Seven / 2020 / Dylan Avery

quinta-feira, 2 de setembro de 2021

A Lenda de Candyman

Sequência do filme de 1992 (que ignora as partes 2 e 3 lançadas ainda nos anos 90) sobre a lenda urbana de Candyman, o homem com um gancho no lugar da mão que surge quando você repete seu nome 5 vezes em frente a um espelho. Apesar de não ser o diretor, o filme foi escrito e produzido por Jordan Peele, de Corra! e Nós, então não é de se surpreender que o resultado seja mais um filme do gênero "race horror" ou "black trauma" que, assim como o recente O Que Ficou Para Trás, também foca em problemas raciais ligados a questões de moradia. Candyman aqui é mais um símbolo do racismo e das violências cometidas contra negros ao logo da história do que um monstro real. Portanto não espere muita objetividade no desenrolar da trama, que vai se parecendo cada vez mais com um sonho conforme a história avança.

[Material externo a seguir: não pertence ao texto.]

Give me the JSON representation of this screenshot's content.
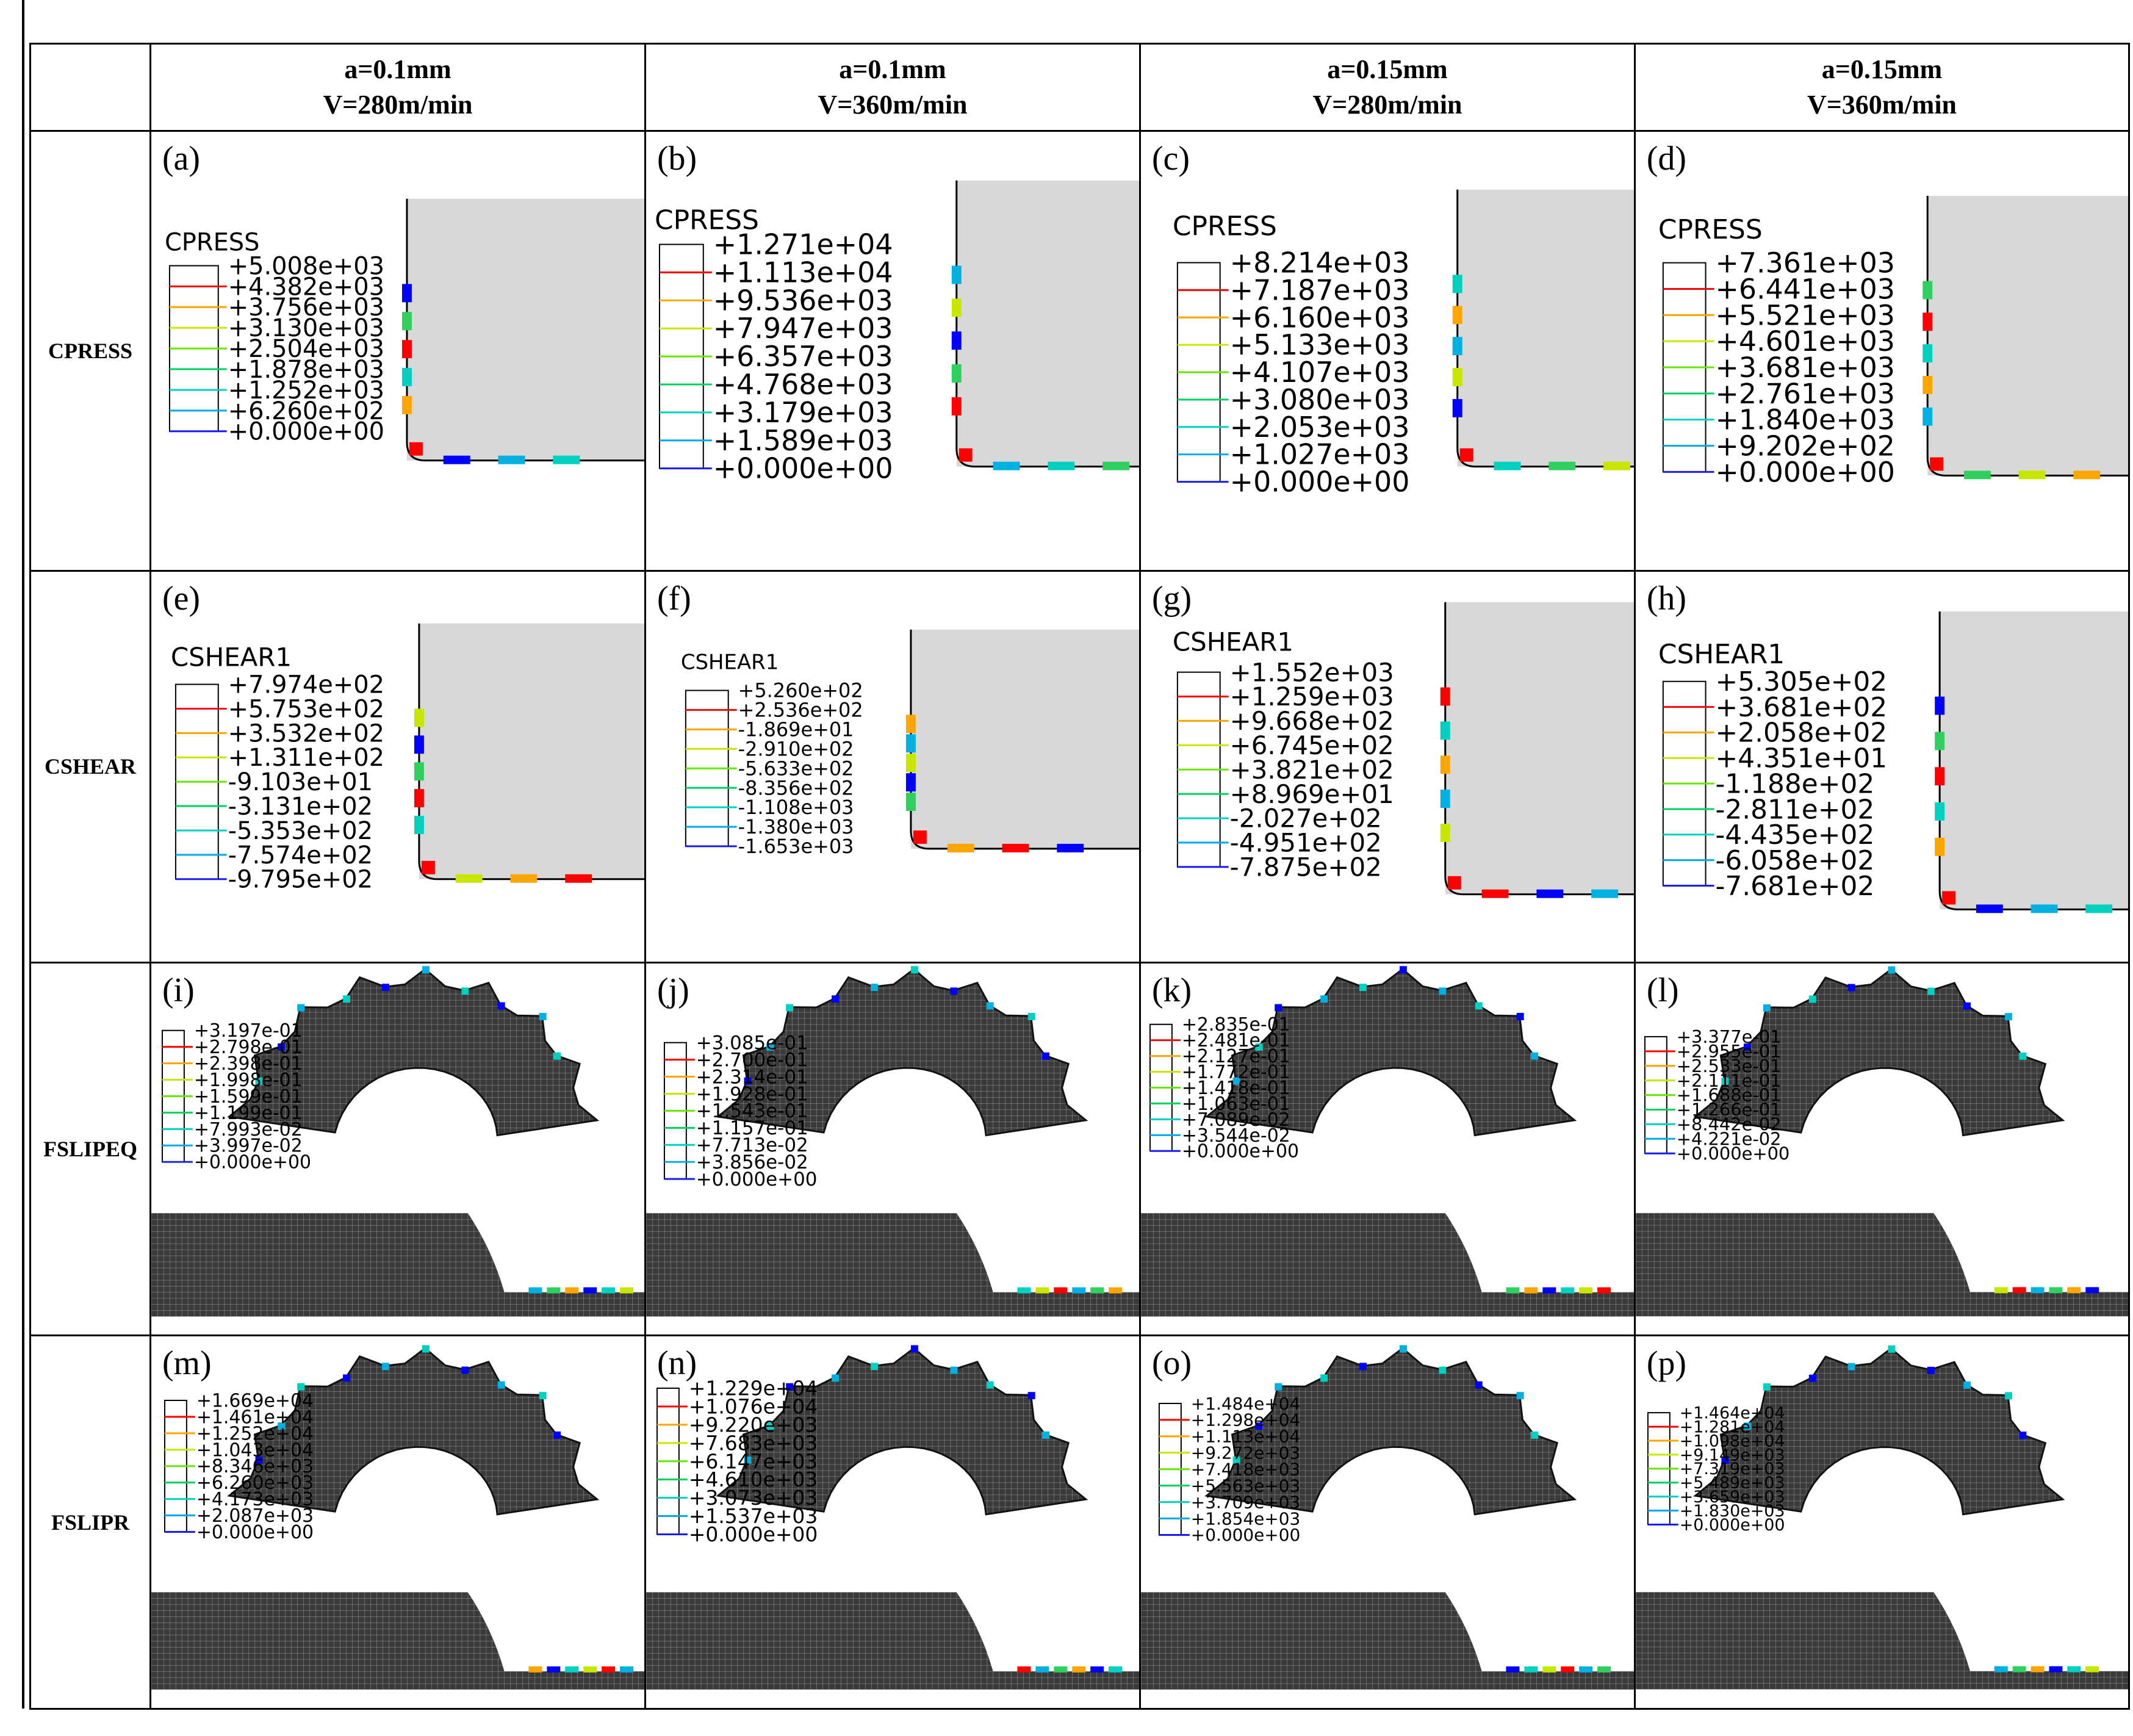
{
  "columns": [
    {
      "a": "a=0.1mm",
      "v": "V=280m/min"
    },
    {
      "a": "a=0.1mm",
      "v": "V=360m/min"
    },
    {
      "a": "a=0.15mm",
      "v": "V=280m/min"
    },
    {
      "a": "a=0.15mm",
      "v": "V=360m/min"
    }
  ],
  "rows": [
    "CPRESS",
    "CSHEAR",
    "FSLIPEQ",
    "FSLIPR"
  ],
  "legend_colors": [
    "#ff0000",
    "#ffa500",
    "#c8e600",
    "#66e600",
    "#00d060",
    "#00d0c0",
    "#00a8e8",
    "#1a1aff"
  ],
  "panels": [
    {
      "label": "(a)",
      "caption": "CPRESS",
      "values": [
        "+5.008e+03",
        "+4.382e+03",
        "+3.756e+03",
        "+3.130e+03",
        "+2.504e+03",
        "+1.878e+03",
        "+1.252e+03",
        "+6.260e+02",
        "+0.000e+00"
      ]
    },
    {
      "label": "(b)",
      "caption": "CPRESS",
      "values": [
        "+1.271e+04",
        "+1.113e+04",
        "+9.536e+03",
        "+7.947e+03",
        "+6.357e+03",
        "+4.768e+03",
        "+3.179e+03",
        "+1.589e+03",
        "+0.000e+00"
      ]
    },
    {
      "label": "(c)",
      "caption": "CPRESS",
      "values": [
        "+8.214e+03",
        "+7.187e+03",
        "+6.160e+03",
        "+5.133e+03",
        "+4.107e+03",
        "+3.080e+03",
        "+2.053e+03",
        "+1.027e+03",
        "+0.000e+00"
      ]
    },
    {
      "label": "(d)",
      "caption": "CPRESS",
      "values": [
        "+7.361e+03",
        "+6.441e+03",
        "+5.521e+03",
        "+4.601e+03",
        "+3.681e+03",
        "+2.761e+03",
        "+1.840e+03",
        "+9.202e+02",
        "+0.000e+00"
      ]
    },
    {
      "label": "(e)",
      "caption": "CSHEAR1",
      "values": [
        "+7.974e+02",
        "+5.753e+02",
        "+3.532e+02",
        "+1.311e+02",
        "-9.103e+01",
        "-3.131e+02",
        "-5.353e+02",
        "-7.574e+02",
        "-9.795e+02"
      ]
    },
    {
      "label": "(f)",
      "caption": "CSHEAR1",
      "values": [
        "+5.260e+02",
        "+2.536e+02",
        "-1.869e+01",
        "-2.910e+02",
        "-5.633e+02",
        "-8.356e+02",
        "-1.108e+03",
        "-1.380e+03",
        "-1.653e+03"
      ]
    },
    {
      "label": "(g)",
      "caption": "CSHEAR1",
      "values": [
        "+1.552e+03",
        "+1.259e+03",
        "+9.668e+02",
        "+6.745e+02",
        "+3.821e+02",
        "+8.969e+01",
        "-2.027e+02",
        "-4.951e+02",
        "-7.875e+02"
      ]
    },
    {
      "label": "(h)",
      "caption": "CSHEAR1",
      "values": [
        "+5.305e+02",
        "+3.681e+02",
        "+2.058e+02",
        "+4.351e+01",
        "-1.188e+02",
        "-2.811e+02",
        "-4.435e+02",
        "-6.058e+02",
        "-7.681e+02"
      ]
    },
    {
      "label": "(i)",
      "caption": "",
      "values": [
        "+3.197e-01",
        "+2.798e-01",
        "+2.398e-01",
        "+1.998e-01",
        "+1.599e-01",
        "+1.199e-01",
        "+7.993e-02",
        "+3.997e-02",
        "+0.000e+00"
      ]
    },
    {
      "label": "(j)",
      "caption": "",
      "values": [
        "+3.085e-01",
        "+2.700e-01",
        "+2.314e-01",
        "+1.928e-01",
        "+1.543e-01",
        "+1.157e-01",
        "+7.713e-02",
        "+3.856e-02",
        "+0.000e+00"
      ]
    },
    {
      "label": "(k)",
      "caption": "",
      "values": [
        "+2.835e-01",
        "+2.481e-01",
        "+2.127e-01",
        "+1.772e-01",
        "+1.418e-01",
        "+1.063e-01",
        "+7.089e-02",
        "+3.544e-02",
        "+0.000e+00"
      ]
    },
    {
      "label": "(l)",
      "caption": "",
      "values": [
        "+3.377e-01",
        "+2.955e-01",
        "+2.533e-01",
        "+2.111e-01",
        "+1.688e-01",
        "+1.266e-01",
        "+8.442e-02",
        "+4.221e-02",
        "+0.000e+00"
      ]
    },
    {
      "label": "(m)",
      "caption": "",
      "values": [
        "+1.669e+04",
        "+1.461e+04",
        "+1.252e+04",
        "+1.043e+04",
        "+8.346e+03",
        "+6.260e+03",
        "+4.173e+03",
        "+2.087e+03",
        "+0.000e+00"
      ]
    },
    {
      "label": "(n)",
      "caption": "",
      "values": [
        "+1.229e+04",
        "+1.076e+04",
        "+9.220e+03",
        "+7.683e+03",
        "+6.147e+03",
        "+4.610e+03",
        "+3.073e+03",
        "+1.537e+03",
        "+0.000e+00"
      ]
    },
    {
      "label": "(o)",
      "caption": "",
      "values": [
        "+1.484e+04",
        "+1.298e+04",
        "+1.113e+04",
        "+9.272e+03",
        "+7.418e+03",
        "+5.563e+03",
        "+3.709e+03",
        "+1.854e+03",
        "+0.000e+00"
      ]
    },
    {
      "label": "(p)",
      "caption": "",
      "values": [
        "+1.464e+04",
        "+1.281e+04",
        "+1.098e+04",
        "+9.149e+03",
        "+7.319e+03",
        "+5.489e+03",
        "+3.659e+03",
        "+1.830e+03",
        "+0.000e+00"
      ]
    }
  ]
}
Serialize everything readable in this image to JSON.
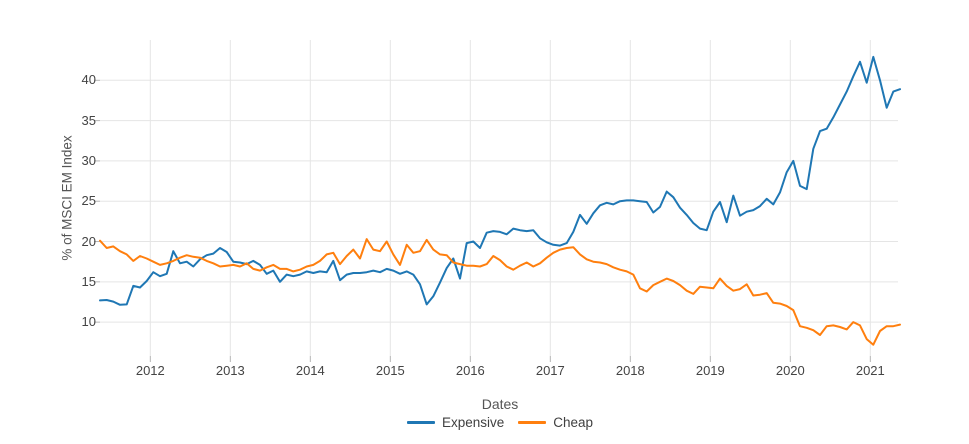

Além de discutir escravidão, violência policial e outras manifestações de racismo, uma das principais críticas do filme é à "gentrificação", ou seja, ao processo de enobrecimento de certos bairros de periferia, que acaba elevando o custo de vida de certas regiões e expulsando moradores antigos de baixa renda, predominantemente negros (o que parece ser visto como uma forma de "racismo estrutural").

Visualmente o filme é decente (além da fotografia bem cuidada, a técnica do teatro de sombras é usada de forma interessante), o que dá a impressão dele ser melhor do que é de fato. Como terror/slasher na realidade achei uma produção bastante esquecível, com uma direção desengonçada, uma mitologia confusa, cenas de morte pouco criativas, que será lembrada principalmente por conta de suas mensagens sociais.